The pillars the strategy is being built upon include rejecting political correctness along with the previous Republican and Democratic approaches to national security, assisting allies while refusing to fight their conflicts, and ensuring that American leadership is back.

Those positions are expected to guide the Trump administration in prioritizing the threats facing the United States.

“We recognized that this is an iconoclastic commander in chief. He is the first person in U.S. history who wasn’t a politician or a general officer before he came into office,” Dr. Gorka told Breitbart News. “As such, the national security strategy will not look like the previous Republican or Democrat security strategies. It will be as iconoclastic as the president. There will be a prioritization of threats and mission.”
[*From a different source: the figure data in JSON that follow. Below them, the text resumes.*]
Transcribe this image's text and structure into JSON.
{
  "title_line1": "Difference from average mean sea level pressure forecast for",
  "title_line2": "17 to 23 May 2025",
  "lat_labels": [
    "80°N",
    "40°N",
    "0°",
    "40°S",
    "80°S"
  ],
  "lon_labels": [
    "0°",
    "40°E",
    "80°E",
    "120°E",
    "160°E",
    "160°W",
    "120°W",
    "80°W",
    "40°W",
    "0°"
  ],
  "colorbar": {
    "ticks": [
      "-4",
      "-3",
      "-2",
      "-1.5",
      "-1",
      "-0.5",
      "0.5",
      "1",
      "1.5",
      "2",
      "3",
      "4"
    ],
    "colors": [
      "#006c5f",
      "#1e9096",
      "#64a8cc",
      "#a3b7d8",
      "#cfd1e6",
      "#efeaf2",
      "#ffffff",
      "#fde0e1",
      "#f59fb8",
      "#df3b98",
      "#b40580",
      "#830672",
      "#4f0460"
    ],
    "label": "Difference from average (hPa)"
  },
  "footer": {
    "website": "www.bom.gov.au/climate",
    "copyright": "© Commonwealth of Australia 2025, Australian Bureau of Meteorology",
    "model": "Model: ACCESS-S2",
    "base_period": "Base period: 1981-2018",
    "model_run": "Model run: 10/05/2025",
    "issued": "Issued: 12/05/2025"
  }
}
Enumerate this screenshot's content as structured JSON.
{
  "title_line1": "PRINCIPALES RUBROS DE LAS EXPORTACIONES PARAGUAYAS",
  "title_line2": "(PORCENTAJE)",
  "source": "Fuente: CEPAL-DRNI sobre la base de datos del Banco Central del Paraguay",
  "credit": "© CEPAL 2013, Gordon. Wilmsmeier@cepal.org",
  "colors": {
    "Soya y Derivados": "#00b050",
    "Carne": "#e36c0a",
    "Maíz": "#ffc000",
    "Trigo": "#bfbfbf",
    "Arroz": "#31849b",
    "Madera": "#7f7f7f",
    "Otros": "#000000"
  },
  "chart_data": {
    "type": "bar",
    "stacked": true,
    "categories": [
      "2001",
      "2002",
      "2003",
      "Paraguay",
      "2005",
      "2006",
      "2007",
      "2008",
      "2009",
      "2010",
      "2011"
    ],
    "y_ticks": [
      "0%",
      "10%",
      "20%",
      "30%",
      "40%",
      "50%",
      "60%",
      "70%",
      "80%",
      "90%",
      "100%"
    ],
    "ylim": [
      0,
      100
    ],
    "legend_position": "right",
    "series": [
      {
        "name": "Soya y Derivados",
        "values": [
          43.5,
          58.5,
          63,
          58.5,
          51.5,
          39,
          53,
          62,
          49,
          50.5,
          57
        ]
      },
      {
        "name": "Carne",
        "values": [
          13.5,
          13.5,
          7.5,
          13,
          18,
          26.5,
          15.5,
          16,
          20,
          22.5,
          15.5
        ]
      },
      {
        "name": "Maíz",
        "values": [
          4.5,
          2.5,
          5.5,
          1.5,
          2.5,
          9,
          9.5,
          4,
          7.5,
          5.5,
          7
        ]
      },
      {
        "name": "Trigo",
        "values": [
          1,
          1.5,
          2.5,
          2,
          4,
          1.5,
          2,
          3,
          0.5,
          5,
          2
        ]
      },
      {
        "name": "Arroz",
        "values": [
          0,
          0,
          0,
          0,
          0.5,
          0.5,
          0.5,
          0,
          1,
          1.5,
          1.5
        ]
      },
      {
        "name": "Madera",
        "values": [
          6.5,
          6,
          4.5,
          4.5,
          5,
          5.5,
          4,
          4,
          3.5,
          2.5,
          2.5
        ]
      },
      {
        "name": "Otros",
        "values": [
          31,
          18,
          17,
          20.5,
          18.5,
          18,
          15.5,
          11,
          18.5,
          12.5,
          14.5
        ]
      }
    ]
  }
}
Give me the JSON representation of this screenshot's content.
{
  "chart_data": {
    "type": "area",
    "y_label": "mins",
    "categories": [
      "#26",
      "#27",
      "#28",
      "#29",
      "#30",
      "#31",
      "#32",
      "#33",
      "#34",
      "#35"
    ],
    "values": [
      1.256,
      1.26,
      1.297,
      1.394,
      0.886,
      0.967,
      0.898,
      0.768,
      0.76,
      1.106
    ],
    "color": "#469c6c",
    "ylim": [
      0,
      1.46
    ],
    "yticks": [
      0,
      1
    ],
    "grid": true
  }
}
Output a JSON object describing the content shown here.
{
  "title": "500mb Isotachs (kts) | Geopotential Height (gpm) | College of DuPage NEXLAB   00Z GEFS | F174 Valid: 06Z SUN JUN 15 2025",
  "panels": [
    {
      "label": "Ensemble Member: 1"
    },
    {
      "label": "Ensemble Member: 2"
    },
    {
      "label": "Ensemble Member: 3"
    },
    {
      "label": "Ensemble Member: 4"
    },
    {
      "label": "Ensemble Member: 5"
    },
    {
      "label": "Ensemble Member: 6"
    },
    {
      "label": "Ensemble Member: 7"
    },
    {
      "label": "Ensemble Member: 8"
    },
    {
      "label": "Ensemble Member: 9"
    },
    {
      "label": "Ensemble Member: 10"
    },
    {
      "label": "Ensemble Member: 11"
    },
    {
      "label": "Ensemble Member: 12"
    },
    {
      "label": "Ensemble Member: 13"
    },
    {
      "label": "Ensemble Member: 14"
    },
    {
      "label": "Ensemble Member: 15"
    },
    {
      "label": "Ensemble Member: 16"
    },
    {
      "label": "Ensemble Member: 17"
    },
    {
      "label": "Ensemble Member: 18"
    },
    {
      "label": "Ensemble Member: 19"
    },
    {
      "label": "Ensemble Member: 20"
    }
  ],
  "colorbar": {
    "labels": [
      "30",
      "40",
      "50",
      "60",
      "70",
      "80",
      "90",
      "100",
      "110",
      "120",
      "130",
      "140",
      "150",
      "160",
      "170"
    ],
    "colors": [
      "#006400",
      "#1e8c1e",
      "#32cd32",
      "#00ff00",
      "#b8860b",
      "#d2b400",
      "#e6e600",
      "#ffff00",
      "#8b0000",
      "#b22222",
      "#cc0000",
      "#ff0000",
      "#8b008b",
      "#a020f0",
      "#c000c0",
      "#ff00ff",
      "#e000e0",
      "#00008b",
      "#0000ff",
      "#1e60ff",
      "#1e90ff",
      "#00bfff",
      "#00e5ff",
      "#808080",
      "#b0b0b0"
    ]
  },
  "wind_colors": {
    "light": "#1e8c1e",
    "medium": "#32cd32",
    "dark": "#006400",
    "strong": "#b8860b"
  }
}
Gorka, who works as Deputy Assistant to the President in the Office of the Chief Strategist, noted that the “globally disperse totalitarian ideology of jihadism” is one of the top threats facing America that the new strategy will address.

Instead of being confined by the “cliché” Republican interventionist and isolationist perspectives of the past, the Trump administration realizes it has a range of options at its disposal to protect the U.S. homeland, argued Gorka.

“It’s not diplomacy or war, intervention or isolationism. It is the full spectrum of options of statecraft with American leadership back,” he told Breitbart News, adding, “We jettisoned political correctness. We jettisoned cliché bi-polar ways of thinking.”

Gorka described interventionism and isolationism as the foreign policy “extremes” of the political right.

“There is a massive palate in between isolation and intervention, and we believe that it is smarter not to function on the extremes,” he said.

The White House official dismissed the political right’s approach to national security as “pathetic” because you are only forced to choose between two ideas: neoconservatism or libertarianism.

“You are forced into a binary world. Either you have to be a neoconservative and invade other countries, or you have to be libertarian and say ‘who cares we’re going to be isolationists,’” he told Breitbart News.

“This president explicitly rejects neoconservative foreign policy because he sees the invasion and occupation of other people’s countries as fundamentally un-American,” pointed out Gorka. “Nevertheless, America is a force for good. Not as an occupier, but as a shaper.”

The new strategy is supposed to express President Trump’s view of the world and how America plans to defeat the global threats it faces.

Gorka explained that Trump’s NSS would show how the administration is “going to secure American lives, American prosperity, and American interests in the world.”

Although the NSC is leading the effort to devise the strategy, it is a whole government endeavor involving various agencies such as the Departments of Homeland Security, State, and Treasury, as well as the CIA and the Pentagon’s Defense Intelligence Agency (DIA), noted Gorka.

This year, White House National security adviser H.R. McMaster hired Republican foreign policy expert Nadia Schadlow as senior director for strategy. She is charged with drafting Trump’s NSS.

Prior to taking a job at the White House, Dr. Gorka worked as Major General Horner Chair of Military Theory at Marine Corps University and national security editor for Breitbart News.